The picture of the signing page of the register was sent to police spokesperson Col Mavela Masondo and Mjonondwane at 10.43am last week Wednesday.
Both responded with similar messages later the same day.
At 2.21pm on Wednesday, Masondo wrote: “The investigating officer was given the docket back by the court today. The NPA gave the investigating officer further instructions as part of the investigation. Once those instructions are fulfilled, the docket will be taken back to court for a decision.”
Thirteen minutes later, Mjonondwane replied: “The case docket was received and sent back to SAPS with instructions for further investigations.
“Once SAPS has completed the investigation, the docket will be brought back to the NPA for a decision.”
Mooi, daughter of the deceased, is still clinging to the slim hope of justice for her mother.
“I try not to lose hope even though there is one delay after the other and this never seems to stop. We have tried giving the police the space and whatever assistance they needed, but the investigation just doesn't move forward,” Mooi said on Thursday.
“I miss my mom and I want justice for her with all my heart. There are these random moments when everything just gets too much and the tears come. We as a family want closure on the life of a warm and caring person who was cruelly taken from us,” Mooi said.
But she hasn't lost that last glimmer of hope yet.
“After all this time it is beginning to feel hard to believe in justice, but we are holding on.
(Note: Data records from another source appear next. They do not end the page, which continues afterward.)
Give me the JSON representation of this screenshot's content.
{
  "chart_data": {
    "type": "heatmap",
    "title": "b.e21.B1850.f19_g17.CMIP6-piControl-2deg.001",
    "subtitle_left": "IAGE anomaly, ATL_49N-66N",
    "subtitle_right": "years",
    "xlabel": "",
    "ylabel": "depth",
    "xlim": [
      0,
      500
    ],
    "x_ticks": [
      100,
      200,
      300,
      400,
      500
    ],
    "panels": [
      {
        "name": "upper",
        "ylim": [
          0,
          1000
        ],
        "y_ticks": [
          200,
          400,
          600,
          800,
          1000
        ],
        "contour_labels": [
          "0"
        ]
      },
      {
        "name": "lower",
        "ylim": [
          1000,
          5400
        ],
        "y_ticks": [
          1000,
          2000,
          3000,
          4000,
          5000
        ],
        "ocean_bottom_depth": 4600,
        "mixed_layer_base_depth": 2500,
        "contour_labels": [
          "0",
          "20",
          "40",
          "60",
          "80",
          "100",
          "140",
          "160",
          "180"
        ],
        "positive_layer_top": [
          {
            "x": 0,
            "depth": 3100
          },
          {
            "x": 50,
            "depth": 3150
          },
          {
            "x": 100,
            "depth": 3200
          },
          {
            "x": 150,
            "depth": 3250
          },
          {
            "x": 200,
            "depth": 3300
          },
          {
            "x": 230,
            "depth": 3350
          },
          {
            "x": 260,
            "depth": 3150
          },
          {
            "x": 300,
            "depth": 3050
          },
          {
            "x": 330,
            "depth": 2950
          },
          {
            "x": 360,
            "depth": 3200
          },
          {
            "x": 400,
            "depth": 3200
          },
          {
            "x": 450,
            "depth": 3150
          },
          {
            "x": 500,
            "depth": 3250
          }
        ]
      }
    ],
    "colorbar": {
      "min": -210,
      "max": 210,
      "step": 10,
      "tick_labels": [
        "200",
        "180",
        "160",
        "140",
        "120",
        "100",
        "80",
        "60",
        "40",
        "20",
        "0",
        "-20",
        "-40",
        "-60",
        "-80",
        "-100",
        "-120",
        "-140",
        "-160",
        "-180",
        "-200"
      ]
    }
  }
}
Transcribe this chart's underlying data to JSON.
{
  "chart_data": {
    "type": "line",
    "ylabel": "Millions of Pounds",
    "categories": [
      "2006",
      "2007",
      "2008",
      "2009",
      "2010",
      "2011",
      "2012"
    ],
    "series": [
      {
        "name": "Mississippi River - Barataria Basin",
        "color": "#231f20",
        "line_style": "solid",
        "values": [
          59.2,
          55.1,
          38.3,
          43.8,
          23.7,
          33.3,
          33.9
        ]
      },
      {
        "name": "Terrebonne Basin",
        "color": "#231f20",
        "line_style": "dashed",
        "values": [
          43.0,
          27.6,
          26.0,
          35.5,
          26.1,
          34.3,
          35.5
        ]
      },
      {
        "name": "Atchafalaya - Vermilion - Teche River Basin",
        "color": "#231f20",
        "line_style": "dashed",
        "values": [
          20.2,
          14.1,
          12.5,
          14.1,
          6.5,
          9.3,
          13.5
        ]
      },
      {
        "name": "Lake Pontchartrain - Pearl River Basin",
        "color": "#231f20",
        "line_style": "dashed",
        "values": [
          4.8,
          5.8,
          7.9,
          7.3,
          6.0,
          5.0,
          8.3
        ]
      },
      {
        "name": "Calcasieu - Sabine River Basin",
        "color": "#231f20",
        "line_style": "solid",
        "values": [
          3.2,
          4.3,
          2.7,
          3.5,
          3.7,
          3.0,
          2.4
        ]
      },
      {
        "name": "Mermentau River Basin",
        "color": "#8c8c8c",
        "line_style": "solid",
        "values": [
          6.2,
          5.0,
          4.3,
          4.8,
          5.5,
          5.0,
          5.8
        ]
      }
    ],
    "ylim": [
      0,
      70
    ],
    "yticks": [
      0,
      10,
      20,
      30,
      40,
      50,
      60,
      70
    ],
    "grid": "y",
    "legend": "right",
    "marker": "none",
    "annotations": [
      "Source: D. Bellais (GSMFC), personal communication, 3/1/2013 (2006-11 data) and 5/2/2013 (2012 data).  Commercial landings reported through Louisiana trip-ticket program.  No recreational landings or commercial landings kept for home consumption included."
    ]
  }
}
We believe that somehow this investigation will eventually get to the truth of what happened to my mother.
For now, she casts her eyes upwards.
“All I can do now is pray. It is the only place I can put my anxiety and frustrations. I pray for everybody involved in the case, even for the investigating officer.”
Van Wyk is equally frustrated.
“It has been a tough road. We have a very strong suspect, but the investigator just kept saying he can't interview anybody else until he receives his instructions from the prosecutor,” Van Wyk said.
“I am hoping these new instructions will include that this suspect be interviewed.”